1789 Fransız ihtilaliyle önce Fransa, daha sonra Avrupa ve Dünya travma yaşamıştır. Ayrıca 1917’deki Bolşevik Rus devriminin travmatik etkileri 1989 yılına kadar sürmüştür. Travmaların yaşanması kötü sonuçlar kadar iyi sonuçları da olduğu unutulmamalıdır.
Ülkemizde yaşanan sosyal ve siyasal olayların sonuçları yazık ki yaşantımızda unutulmayan yaralar açmaktadır.
Geldiğimiz noktada Atatürk Devrimlerini travmatik etkileri azalmıştır.
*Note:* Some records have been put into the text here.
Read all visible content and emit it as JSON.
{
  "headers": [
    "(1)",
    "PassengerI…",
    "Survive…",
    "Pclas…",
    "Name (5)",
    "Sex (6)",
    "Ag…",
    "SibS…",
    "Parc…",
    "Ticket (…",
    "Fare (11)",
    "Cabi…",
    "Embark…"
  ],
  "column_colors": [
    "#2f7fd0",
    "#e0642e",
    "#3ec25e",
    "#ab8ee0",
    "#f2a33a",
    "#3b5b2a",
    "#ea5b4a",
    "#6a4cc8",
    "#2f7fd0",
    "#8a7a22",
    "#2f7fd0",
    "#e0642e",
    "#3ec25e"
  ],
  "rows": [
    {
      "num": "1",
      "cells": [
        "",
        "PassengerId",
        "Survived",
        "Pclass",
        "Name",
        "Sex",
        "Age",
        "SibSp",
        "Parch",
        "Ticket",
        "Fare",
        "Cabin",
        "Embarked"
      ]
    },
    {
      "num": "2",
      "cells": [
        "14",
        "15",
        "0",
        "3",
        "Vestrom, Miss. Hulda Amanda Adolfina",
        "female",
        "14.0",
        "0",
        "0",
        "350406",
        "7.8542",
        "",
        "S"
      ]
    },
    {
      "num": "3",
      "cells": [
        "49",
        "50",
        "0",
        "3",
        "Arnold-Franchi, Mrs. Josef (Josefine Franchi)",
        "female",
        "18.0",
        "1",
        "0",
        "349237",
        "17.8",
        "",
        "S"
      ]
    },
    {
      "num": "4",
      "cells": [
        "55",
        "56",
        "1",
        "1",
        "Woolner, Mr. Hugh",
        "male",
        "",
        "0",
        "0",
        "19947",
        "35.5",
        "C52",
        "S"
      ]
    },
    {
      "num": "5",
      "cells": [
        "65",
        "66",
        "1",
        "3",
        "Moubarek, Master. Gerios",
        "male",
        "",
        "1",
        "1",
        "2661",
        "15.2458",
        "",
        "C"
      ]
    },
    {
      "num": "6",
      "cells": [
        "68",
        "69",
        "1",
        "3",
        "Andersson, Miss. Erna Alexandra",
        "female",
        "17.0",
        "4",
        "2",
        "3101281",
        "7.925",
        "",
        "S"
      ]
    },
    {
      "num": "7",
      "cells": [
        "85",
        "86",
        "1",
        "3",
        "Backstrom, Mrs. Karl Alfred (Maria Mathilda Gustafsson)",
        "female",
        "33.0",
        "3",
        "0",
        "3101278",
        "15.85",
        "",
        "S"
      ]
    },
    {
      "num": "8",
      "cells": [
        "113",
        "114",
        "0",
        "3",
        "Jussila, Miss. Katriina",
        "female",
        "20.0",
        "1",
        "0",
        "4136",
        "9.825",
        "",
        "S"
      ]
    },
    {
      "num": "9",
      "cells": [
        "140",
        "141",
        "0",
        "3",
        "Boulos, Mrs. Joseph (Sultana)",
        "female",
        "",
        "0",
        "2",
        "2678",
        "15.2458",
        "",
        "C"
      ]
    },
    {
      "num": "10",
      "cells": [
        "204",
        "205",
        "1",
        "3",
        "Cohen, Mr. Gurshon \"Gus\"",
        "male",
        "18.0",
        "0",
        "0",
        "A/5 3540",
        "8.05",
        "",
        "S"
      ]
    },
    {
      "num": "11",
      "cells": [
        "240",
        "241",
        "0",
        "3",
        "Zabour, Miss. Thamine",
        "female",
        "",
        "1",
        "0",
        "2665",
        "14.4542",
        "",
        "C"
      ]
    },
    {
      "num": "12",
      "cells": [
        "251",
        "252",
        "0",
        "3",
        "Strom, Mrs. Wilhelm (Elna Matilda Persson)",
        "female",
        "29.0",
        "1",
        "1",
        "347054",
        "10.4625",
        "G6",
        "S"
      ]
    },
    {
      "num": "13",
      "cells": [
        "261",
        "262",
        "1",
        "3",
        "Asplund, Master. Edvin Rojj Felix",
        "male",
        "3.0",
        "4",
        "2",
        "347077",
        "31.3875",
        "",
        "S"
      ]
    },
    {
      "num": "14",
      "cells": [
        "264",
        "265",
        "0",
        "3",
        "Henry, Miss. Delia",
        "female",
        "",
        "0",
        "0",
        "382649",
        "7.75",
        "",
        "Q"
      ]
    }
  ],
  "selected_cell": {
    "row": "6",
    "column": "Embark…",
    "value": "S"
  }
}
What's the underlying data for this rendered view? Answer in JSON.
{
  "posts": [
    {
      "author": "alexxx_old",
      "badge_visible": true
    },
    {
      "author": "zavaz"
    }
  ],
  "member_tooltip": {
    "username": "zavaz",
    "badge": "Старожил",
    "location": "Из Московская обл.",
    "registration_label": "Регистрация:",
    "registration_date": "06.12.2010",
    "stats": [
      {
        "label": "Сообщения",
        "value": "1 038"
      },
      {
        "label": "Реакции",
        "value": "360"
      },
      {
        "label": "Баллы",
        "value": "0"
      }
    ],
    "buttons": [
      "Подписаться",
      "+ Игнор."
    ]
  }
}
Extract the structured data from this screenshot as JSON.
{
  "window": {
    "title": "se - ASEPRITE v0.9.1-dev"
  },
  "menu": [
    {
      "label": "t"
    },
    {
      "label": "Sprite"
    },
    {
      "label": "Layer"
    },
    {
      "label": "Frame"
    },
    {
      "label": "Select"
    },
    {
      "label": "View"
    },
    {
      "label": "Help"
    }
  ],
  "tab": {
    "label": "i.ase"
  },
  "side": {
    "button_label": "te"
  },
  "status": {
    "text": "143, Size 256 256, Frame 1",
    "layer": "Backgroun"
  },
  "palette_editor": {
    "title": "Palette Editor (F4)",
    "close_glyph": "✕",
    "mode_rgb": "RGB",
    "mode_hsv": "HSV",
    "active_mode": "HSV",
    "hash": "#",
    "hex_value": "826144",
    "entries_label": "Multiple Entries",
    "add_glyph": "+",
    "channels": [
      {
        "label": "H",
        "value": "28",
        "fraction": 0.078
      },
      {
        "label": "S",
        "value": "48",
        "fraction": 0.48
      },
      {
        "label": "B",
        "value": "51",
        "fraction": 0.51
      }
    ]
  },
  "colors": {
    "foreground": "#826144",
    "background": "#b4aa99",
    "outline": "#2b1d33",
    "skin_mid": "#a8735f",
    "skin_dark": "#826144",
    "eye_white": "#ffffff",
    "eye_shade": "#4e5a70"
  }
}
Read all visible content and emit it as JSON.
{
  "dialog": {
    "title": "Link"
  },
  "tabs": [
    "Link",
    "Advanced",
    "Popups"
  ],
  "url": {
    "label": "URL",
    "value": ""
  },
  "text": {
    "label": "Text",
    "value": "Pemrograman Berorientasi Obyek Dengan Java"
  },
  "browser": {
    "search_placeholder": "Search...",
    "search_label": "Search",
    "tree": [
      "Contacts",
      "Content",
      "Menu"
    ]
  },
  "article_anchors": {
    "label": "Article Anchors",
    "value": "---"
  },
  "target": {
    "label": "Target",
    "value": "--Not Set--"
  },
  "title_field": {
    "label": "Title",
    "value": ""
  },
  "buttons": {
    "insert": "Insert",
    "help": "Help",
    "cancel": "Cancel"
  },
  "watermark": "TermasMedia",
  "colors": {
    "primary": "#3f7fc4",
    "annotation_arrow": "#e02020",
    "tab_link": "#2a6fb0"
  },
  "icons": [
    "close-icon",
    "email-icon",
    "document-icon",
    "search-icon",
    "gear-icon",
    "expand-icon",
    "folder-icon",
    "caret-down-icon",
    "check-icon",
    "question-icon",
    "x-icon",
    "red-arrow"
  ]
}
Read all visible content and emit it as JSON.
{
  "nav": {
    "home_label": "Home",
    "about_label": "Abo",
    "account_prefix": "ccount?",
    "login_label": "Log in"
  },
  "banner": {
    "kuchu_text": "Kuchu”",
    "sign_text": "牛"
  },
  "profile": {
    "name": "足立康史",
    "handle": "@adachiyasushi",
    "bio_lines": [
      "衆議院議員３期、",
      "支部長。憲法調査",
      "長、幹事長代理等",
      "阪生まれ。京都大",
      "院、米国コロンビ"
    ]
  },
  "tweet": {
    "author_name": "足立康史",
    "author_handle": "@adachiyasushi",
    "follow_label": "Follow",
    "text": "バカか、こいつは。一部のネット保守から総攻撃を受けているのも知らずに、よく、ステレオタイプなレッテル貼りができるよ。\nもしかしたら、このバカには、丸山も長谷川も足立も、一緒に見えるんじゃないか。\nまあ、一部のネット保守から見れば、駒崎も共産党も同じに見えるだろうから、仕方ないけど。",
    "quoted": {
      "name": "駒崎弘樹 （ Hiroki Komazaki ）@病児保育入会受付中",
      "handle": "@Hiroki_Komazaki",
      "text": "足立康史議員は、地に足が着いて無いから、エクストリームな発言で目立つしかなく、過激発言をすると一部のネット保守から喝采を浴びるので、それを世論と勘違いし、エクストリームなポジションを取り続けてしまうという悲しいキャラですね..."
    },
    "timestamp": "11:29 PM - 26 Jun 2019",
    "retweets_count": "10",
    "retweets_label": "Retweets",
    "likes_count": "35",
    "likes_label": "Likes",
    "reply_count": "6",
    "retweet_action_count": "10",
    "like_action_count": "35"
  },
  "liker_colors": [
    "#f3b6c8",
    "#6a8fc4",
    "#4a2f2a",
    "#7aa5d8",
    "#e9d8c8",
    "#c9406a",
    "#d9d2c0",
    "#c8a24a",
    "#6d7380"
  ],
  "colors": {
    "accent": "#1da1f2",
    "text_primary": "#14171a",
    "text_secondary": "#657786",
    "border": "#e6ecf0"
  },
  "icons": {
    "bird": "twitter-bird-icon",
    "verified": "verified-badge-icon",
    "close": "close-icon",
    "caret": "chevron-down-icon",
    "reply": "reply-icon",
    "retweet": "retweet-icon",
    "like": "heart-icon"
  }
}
Cumhuriyet demokrasiyle taçlandırılarak uygulandığı sürece toplumumuz travmaları yaşamayacaktır.
Dengir Mehmet Fırat’ın tespiti yeni bir şey değildir, yaşanan dönemin tespiti ve ifadesidir.
Yakın tarihimize bakın travmatik olayları ve sonuçlarını görürsünüz.
Ergenekon benzeri oluşumlar yeni travmatik olayların aktörleri olabilirler. Yapacakları her eylem toplumda travmalar oluştururken olumsuz sonuçları olacaktır.
Bütün bu travmatik sonuçlar doğuran olayların nedeni sistemin çelişkileri ve halkın değerleriyle çatışmasındandır.
Halk iradesinin yönetime yansıması demokrasinin tecellisi rejimin açık ve şeffaf olması hukukun herkese uygulanması toplumun travma yaşamasının önünü tıkayacaktır.
Ne yani, devrimler travma yaratmamış mıdır? sorusuna yaratmıştır denilebilir.